Sunday, October 12, 2008

Brown & Duguid: Hmmm.

Disclaimer: I used to be an English teacher, certified (and certifiable!) grades 7-12. As such, I had the pleasure of going to graduate school part-time over a series of years to earn the first MA. I took education courses and student-taught. I also grew up with two English teacher parents who had very different, clashing views of what education was, in which direction it ought to move, and whether what was occurring 'now' was 'progress'. This will be my 3rd degree; I have very definite views on what education is and is NOT.

That said, I agree with what much of B and D have to say about the perception and actuality of education as a delivery system. The only exceptions that I found as a k-12 student were in Advanced Placement classes, where instructors - often with 'Ph.D' after their names - forced us to engage with the ideas rather than rote responses. Conversely, an expensive undergraduate education provided little non-delivery learning, particularly and amazingly in my own department and field. This again reinforces what B and D had to say about undergraduate education. My undergraduate degree would fall into their category of 'credentialing' - meaning it would look good to an employer and therefore put me among the candidates selected for an interview. It would not, however, speak to B and D's idea of a community, or engagement with practitioners: the murky area that we assume is going on in education, but in reality may not be.

Let's assume that B and D are correct and that graduate school is the real connection to higher knowledge, where you are 'doing' rather than being passively 'done to'. Isn't this a lot of money to spend over 16 years in public and private institutions, only to learn that you'll need to drop another $72,000 + for another 2-4 years of active education to become a practitioner?
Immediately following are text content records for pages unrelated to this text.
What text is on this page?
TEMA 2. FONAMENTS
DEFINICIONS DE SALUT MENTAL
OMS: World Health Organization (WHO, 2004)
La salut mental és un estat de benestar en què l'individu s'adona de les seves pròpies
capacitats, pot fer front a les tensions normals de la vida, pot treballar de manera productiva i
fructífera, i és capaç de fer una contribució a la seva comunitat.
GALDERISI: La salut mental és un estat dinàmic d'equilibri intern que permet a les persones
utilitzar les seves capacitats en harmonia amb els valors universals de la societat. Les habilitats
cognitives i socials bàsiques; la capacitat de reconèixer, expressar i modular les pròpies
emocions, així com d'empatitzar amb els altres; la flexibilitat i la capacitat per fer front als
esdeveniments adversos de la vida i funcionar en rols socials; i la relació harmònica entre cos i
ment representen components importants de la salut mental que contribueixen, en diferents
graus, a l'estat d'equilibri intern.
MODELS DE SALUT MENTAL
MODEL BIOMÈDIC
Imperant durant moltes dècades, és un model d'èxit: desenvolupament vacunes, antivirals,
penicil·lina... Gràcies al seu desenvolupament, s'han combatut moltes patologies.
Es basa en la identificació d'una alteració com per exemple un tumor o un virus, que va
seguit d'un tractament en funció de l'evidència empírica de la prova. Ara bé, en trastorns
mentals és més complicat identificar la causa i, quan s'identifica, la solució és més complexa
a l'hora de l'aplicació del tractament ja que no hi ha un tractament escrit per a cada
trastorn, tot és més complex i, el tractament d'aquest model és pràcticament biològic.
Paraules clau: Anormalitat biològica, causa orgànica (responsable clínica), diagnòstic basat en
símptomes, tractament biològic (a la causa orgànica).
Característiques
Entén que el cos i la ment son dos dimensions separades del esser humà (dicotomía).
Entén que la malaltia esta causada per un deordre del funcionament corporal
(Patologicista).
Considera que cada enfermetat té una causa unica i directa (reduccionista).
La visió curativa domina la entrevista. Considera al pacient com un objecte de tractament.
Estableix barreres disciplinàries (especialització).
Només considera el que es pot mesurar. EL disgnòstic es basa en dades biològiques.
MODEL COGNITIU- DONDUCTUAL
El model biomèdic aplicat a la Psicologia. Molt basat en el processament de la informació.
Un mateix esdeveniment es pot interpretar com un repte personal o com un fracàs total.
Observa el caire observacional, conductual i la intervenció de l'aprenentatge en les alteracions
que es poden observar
Let's go back to k-12. As I entered teaching in New York State, the old Regents exams were being 'supplemented' by exams in the 4th and 8th grade. Part of this was tracked credentialing: a 'Regents diploma' was worth more, in New York, than a 'non-Regents diploma'. There was more pressure to obtain these diplomas, secured by passing a series of subject-area tests and completing a 'Regents sequence' in one area. As No Child Left Behind was inflicted on New York, the pressure accelerated to capture and track weaker students at earlier ages and supplement one specific part of their education before they took the final exam sequence and were doomed to the 'non-Regents diploma' wasteland. Mind you, once you left New York State, this whole Regents diploma gobbledygook was unapplicable to any other state - and it certainly was no guarantee of better employment anywhere. What it did do, pre-NCLB, was grease the wheels for acceptance at in-state institutions at a point when in-state schools were relatively inexpensive. After NCLB, the benefit to NY was that they already had some form of testing in place.

When NCLB arrived, 'education' left the building for kids who had difficulty passing the 4th and 8th grade tests. More math, science, English, social studies; less music, art, gym, intramural, and afterschool activities. More teaching to the test, more rote responses, less time for cross-curricular learning and serendipitous knowledge. Also, more of the same kids with the same deficits in the same classes; so therefore, less chances to learn from others with varied strengths and weaknesses. Hardly educational, hardly a community of learners, and hardly a surprise to find that this kind of 'education' has extended to undergraduate institutions.

I don't see this changing in the current environment. B and D address this somewhat in their talk about centralization, but I lay the blame for this squarely at the feet of the so-called 'business model of education'. Credentialing may be the main thing high schools and colleges do, but this turns learning institutions into widget factories, where the only difference is which factory made the widget. Ultimately, the real issue is that a University of Phoenix widget is considered far inferior to a MIT-manufactured widget. Is that because we assume more learning goes on at MIT? Or is it strictly MIT's reputation? At this point, that reputation has little to do with the actual everyday learning and practice at the MIT community, and all to do with how MIT is rated - and by whom. If MIT were to sponsor a completely online degree program along the lines of the 19th century University of London model, then their online degree would have the equivalent weight of their current degree. So the question is, why don't they do this? I would go back to the business model of education: there must be some reason that an institution like MIT, with the brains to make it really work (see, I bought into the 'reputation' assumption!), doesn't move forward with it. Could it be financial? Sure, you could market it. It would be innovative. But how much money are you going to make on it? What's your reputation going to be as the new kid on the block? How do you change the perception of the market - and those who market universities - so that an online degree gains acceptance and retains an institution's reputation?

Really, what we're talking about is ephemera: not the logistics of how, but a sea change in perception. We also have to begin looking at education as a public good and not just a commodity. And as long as we throw Olympic sports under the bus for a football program, it ain't gonna happen.